Le jediisme est un nouveau mouvement religieux non-théiste non-organisé basé sur les enseignements philosophiques et spirituels des Jedi, qui sont originellement des personnages imaginaires issus des médias Star Wars.

Les membres de ce mouvement, parfois appelés Jedi comme les personnages imaginaires dont ils s'inspirent mais dont ils reconnaissent généralement l'inexistence, affirment l'existence d'une entité métaphysique mystérieuse qu'ils appellent la Force et préconisent l'adhésion au Code Jedi. Certains y adhèrent de façon sérieuse, et d'autres de façon ironique, comme par exemple dans le cas du culte de la Licorne Rose Invisible ; de ce fait, il est difficile de déterminer l'ampleur réelle de ce mouvement. Selon différents recensements dans certains pays anglophones, plus de 500 000 personnes ont indiqué que leur religion était Jedi, dans ce qui a été appelé le phénomène Jedi de 2001. Il existe au moins trois « temples » Jedi (qui correspondent à des églises) enregistrés et organisés aux États-Unis et au Royaume-Uni.

Philosophie Jedi

Les Jedi interprètent et utilisent les enseignements philosophiques de Star Wars dans la vie de tous les jours. La philosophie du jediisme est un mélange deTaoisme, de Bouddhisme, et des travaux d'Alan Watts et Joseph Campbell. Le jediisme partage des idéaux avec de nombreuses religions ainsi que les aspects spirituels de certains arts martiaux. Malgré une grande diversité idéologique liée à l'abondance de ressources Star Wars, les Jedi partagent un ensemble de valeurs fondamentales essentielles à leur voie. La plupart des Jedi suivent un code de conduite similaire au code de la chevalerie, le Code Jedi. Cependant, parce qu'il n'y a pas de voie unique ou de livre saint dans le jediisme, il y a beaucoup de codes, tous plus ou moins basés sur la philosophie, codes et leçons de Star Wars.

La Force est ce dont tout provient, ce en quoi tout existe, et ce en quoi tout retourne. Beaucoup l'appellent un champ d'énergie et elle peut être comparée au qi ou au dieu cosmique du panthéisme. C'est l'énergie derrière l'existence de tout ce qui est connu ou non de l'Homme, et la pensée qui l'entoure est comparable à la théorie du tout en physique théorique et en philosophie. La Force ne demande ni prière ni adoration ou autres actions similaires présentes dans d'autres religions, cependant la plupart des Jedi pratiquent quelques formes de méditation.
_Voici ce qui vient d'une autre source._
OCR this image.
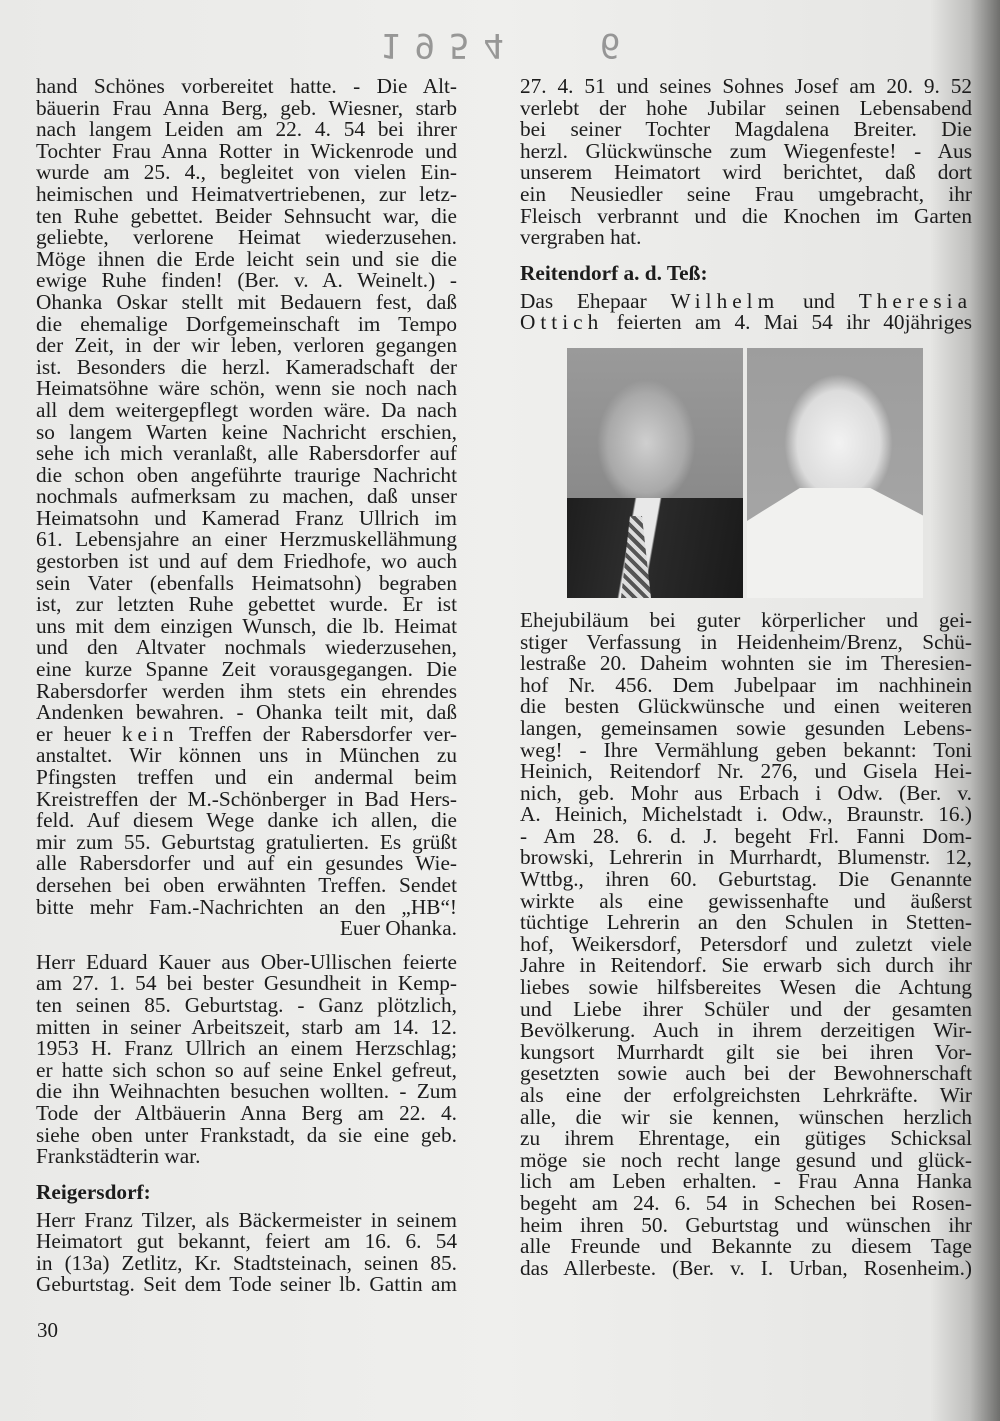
6
1954
hand Schönes vorbereitet hatte. - Die Alt-
bäuerin Frau Anna Berg, geb. Wiesner, starb
nach langem Leiden am 22. 4. 54 bei ihrer
Tochter Frau Anna Rotter in Wickenrode und
wurde am 25. 4., begleitet von vielen Ein-
heimischen und Heimatvertriebenen, zur letz-
ten Ruhe gebettet. Beider Sehnsucht war, die
geliebte, verlorene Heimat wiederzusehen.
Möge ihnen die Erde leicht sein und sie die
ewige Ruhe finden! (Ber. v. A. Weinelt.) -
Ohanka Oskar stellt mit Bedauern fest, daß
die ehemalige Dorfgemeinschaft im Tempo
der Zeit, in der wir leben, verloren gegangen
ist. Besonders die herzl. Kameradschaft der
Heimatsöhne wäre schön, wenn sie noch nach
all dem weitergepflegt worden wäre. Da nach
so langem Warten keine Nachricht erschien,
sehe ich mich veranlaßt, alle Rabersdorfer auf
die schon oben angeführte traurige Nachricht
nochmals aufmerksam zu machen, daß unser
Heimatsohn und Kamerad Franz Ullrich im
61. Lebensjahre an einer Herzmuskellähmung
gestorben ist und auf dem Friedhofe, wo auch
sein Vater (ebenfalls Heimatsohn) begraben
ist, zur letzten Ruhe gebettet wurde. Er ist
uns mit dem einzigen Wunsch, die lb. Heimat
und den Altvater nochmals wiederzusehen,
eine kurze Spanne Zeit vorausgegangen. Die
Rabersdorfer werden ihm stets ein ehrendes
Andenken bewahren. - Ohanka teilt mit, daß
er heuer kein Treffen der Rabersdorfer ver-
anstaltet. Wir können uns in München zu
Pfingsten treffen und ein andermal beim
Kreistreffen der M.-Schönberger in Bad Hers-
feld. Auf diesem Wege danke ich allen, die
mir zum 55. Geburtstag gratulierten. Es grüßt
alle Rabersdorfer und auf ein gesundes Wie-
dersehen bei oben erwähnten Treffen. Sendet
bitte mehr Fam.-Nachrichten an den „HB“!
Euer Ohanka.
Herr Eduard Kauer aus Ober-Ullischen feierte
am 27. 1. 54 bei bester Gesundheit in Kemp-
ten seinen 85. Geburtstag. - Ganz plötzlich,
mitten in seiner Arbeitszeit, starb am 14. 12.
1953 H. Franz Ullrich an einem Herzschlag;
er hatte sich schon so auf seine Enkel gefreut,
die ihn Weihnachten besuchen wollten. - Zum
Tode der Altbäuerin Anna Berg am 22. 4.
siehe oben unter Frankstadt, da sie eine geb.
Frankstädterin war.
Reigersdorf:
Herr Franz Tilzer, als Bäckermeister in seinem
Heimatort gut bekannt, feiert am 16. 6. 54
in (13a) Zetlitz, Kr. Stadtsteinach, seinen 85.
Geburtstag. Seit dem Tode seiner lb. Gattin am
27. 4. 51 und seines Sohnes Josef am 20. 9. 52
verlebt der hohe Jubilar seinen Lebensabend
bei seiner Tochter Magdalena Breiter. Die
herzl. Glückwünsche zum Wiegenfeste! - Aus
unserem Heimatort wird berichtet, daß dort
ein Neusiedler seine Frau umgebracht, ihr
Fleisch verbrannt und die Knochen im Garten
vergraben hat.
Reitendorf a. d. Teß:
Das Ehepaar Wilhelm und Theresia
Ottich feierten am 4. Mai 54 ihr 40jähriges
Ehejubiläum bei guter körperlicher und gei-
stiger Verfassung in Heidenheim/Brenz, Schü-
lestraße 20. Daheim wohnten sie im Theresien-
hof Nr. 456. Dem Jubelpaar im nachhinein
die besten Glückwünsche und einen weiteren
langen, gemeinsamen sowie gesunden Lebens-
weg! - Ihre Vermählung geben bekannt: Toni
Heinich, Reitendorf Nr. 276, und Gisela Hei-
nich, geb. Mohr aus Erbach i Odw. (Ber. v.
A. Heinich, Michelstadt i. Odw., Braunstr. 16.)
- Am 28. 6. d. J. begeht Frl. Fanni Dom-
browski, Lehrerin in Murrhardt, Blumenstr. 12,
Wttbg., ihren 60. Geburtstag. Die Genannte
wirkte als eine gewissenhafte und äußerst
tüchtige Lehrerin an den Schulen in Stetten-
hof, Weikersdorf, Petersdorf und zuletzt viele
Jahre in Reitendorf. Sie erwarb sich durch ihr
liebes sowie hilfsbereites Wesen die Achtung
und Liebe ihrer Schüler und der gesamten
Bevölkerung. Auch in ihrem derzeitigen Wir-
kungsort Murrhardt gilt sie bei ihren Vor-
gesetzten sowie auch bei der Bewohnerschaft
als eine der erfolgreichsten Lehrkräfte. Wir
alle, die wir sie kennen, wünschen herzlich
zu ihrem Ehrentage, ein gütiges Schicksal
möge sie noch recht lange gesund und glück-
lich am Leben erhalten. - Frau Anna Hanka
begeht am 24. 6. 54 in Schechen bei Rosen-
heim ihren 50. Geburtstag und wünschen ihr
alle Freunde und Bekannte zu diesem Tage
das Allerbeste. (Ber. v. I. Urban, Rosenheim.)
30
La plupart des Jedi choisissent de se concentrer sur la Force à travers l'un des trois aspects spirituels les plus acceptés : La Force personnelle, La Force de vie, et la Force unificatrice.

Critique

À cause des origines de culture pop du jediisme et de l'utilisation du web pour organiser, partager et attirer les autres vers les communautés Jedi, les organisations Jedi ont tendance à attirer des individus assez insolites. Le site web thejediismway.org, l'un des plus gros forums Jedi en son temps, alerte ses visiteurs des sites web et individus « toxiques ».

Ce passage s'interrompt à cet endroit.